Enhance DataFrame streaming to preserve partition order and update related tests

kosiew · kosiew · commit a1ba2647a7d4 · 2025-09-02T15:20:59.000+08:00
diff --git a/python/datafusion/dataframe.py b/python/datafusion/dataframe.py
@@ -1117,7 +1117,8 @@ def __arrow_c_stream__(self, requested_schema: object | None = None) -> object:
             Arrow PyCapsule object representing an ``ArrowArrayStream``.
         """
         # ``DataFrame.__arrow_c_stream__`` in the Rust extension leverages
-        # ``execute_stream`` under the hood to stream batches one at a time.
+        # ``execute_stream_partitioned`` under the hood to stream batches while
+        # preserving the original partition order.

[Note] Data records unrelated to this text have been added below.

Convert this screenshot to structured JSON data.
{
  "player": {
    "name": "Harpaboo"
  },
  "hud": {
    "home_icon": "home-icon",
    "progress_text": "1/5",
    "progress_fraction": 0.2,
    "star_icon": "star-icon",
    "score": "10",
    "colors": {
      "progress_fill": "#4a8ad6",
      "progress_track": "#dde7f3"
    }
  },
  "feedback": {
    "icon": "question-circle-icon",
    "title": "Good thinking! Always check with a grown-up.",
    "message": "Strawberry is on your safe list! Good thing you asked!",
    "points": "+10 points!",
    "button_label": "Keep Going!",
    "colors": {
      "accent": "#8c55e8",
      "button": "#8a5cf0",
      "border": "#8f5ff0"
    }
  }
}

         return self.df.__arrow_c_stream__(requested_schema)
 
     def __iter__(self) -> Iterator[pa.RecordBatch]:
@@ -1126,7 +1127,8 @@ def __iter__(self) -> Iterator[pa.RecordBatch]:
         This implementation streams record batches via the Arrow C Stream
         interface, allowing callers such as :func:`pyarrow.Table.from_batches` to
         consume results lazily. The DataFrame is executed using DataFusion's
-        streaming APIs so ``collect`` is never invoked.

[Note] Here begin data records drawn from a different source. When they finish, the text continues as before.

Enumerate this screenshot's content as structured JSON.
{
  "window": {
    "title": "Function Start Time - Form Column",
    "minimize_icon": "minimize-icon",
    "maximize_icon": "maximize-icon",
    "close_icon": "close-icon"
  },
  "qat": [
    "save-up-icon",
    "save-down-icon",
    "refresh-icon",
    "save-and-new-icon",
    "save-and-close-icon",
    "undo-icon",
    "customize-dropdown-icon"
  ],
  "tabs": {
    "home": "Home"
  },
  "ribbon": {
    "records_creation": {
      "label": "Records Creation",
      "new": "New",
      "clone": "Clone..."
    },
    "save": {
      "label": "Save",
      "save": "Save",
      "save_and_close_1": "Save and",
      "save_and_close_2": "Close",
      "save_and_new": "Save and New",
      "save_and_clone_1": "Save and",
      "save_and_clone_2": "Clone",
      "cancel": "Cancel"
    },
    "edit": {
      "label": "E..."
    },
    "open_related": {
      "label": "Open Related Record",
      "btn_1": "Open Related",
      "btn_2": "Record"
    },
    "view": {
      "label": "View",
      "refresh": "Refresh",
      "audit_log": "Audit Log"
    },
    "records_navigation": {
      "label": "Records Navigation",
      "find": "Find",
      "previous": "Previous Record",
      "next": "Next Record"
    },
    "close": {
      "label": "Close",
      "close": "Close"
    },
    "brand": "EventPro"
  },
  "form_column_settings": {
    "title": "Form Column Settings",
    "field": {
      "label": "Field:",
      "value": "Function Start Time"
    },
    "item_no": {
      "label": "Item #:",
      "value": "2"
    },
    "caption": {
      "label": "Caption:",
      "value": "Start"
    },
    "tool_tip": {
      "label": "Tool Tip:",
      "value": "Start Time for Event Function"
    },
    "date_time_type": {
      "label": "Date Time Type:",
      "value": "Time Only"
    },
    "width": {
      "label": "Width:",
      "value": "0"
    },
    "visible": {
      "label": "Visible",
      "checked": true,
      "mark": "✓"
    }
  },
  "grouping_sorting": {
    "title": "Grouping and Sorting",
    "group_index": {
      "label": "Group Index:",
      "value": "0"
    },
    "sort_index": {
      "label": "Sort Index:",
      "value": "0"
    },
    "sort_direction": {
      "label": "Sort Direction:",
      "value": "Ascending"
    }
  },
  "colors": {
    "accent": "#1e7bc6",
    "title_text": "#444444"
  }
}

+        partitioned streaming APIs so ``collect`` is never invoked and batch
+        order across partitions is preserved.
         """
         import pyarrow as pa
 
diff --git a/python/tests/test_dataframe.py b/python/tests/test_dataframe.py
@@ -1603,9 +1603,11 @@ def test_arrow_c_stream_to_table(fail_collect):
     df = ctx.create_dataframe([[batch1], [batch2]])
 
     table = pa.Table.from_batches(df)
-    expected = pa.Table.from_batches([batch1, batch2])

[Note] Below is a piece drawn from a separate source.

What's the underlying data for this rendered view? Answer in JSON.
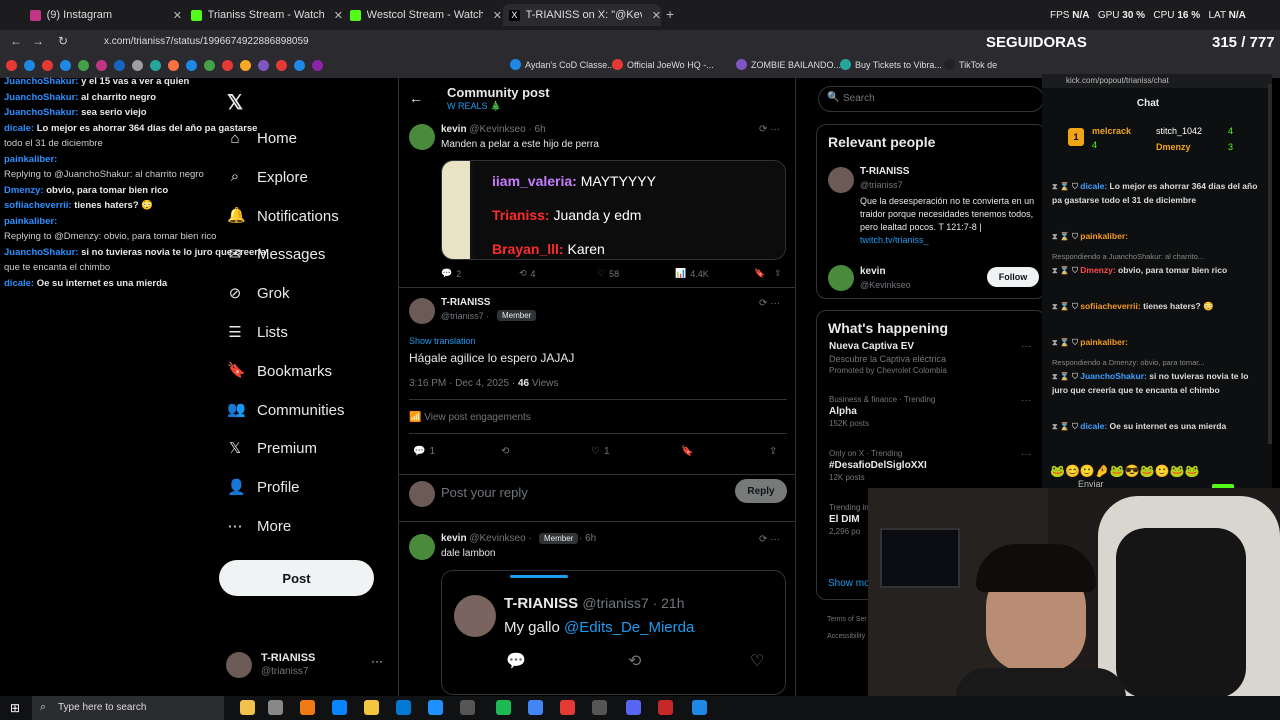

+    batches = table.to_batches()
 
-    assert table.equals(expected)
+    assert len(batches) == 2
+    assert batches[0].equals(batch1)
+    assert batches[1].equals(batch2)
     assert table.schema == df.schema()
     assert table.column("a").num_chunks == 2
 
diff --git a/src/dataframe.rs b/src/dataframe.rs
@@ -383,50 +383,59 @@ impl PyDataFrame {
         Ok(html_str)
     }
 }
-/// Synchronous wrapper around a [`SendableRecordBatchStream`] used for
-/// the `__arrow_c_stream__` implementation.
+
+/// Synchronous wrapper around partitioned [`SendableRecordBatchStream`]s used
+/// for the `__arrow_c_stream__` implementation.
 ///
-/// It uses `runtime.block_on` to consume the underlying async stream,
-/// providing synchronous iteration. When a `projection` is set, each
-/// batch is converted via `record_batch_into_schema` to apply schema
-/// changes per batch.
-struct DataFrameStreamReader {
-    stream: SendableRecordBatchStream,
+/// It drains each partition's stream sequentially, yielding record batches in
+/// their original partition order. When a `projection` is set, each batch is
+/// converted via `record_batch_into_schema` to apply schema changes per batch.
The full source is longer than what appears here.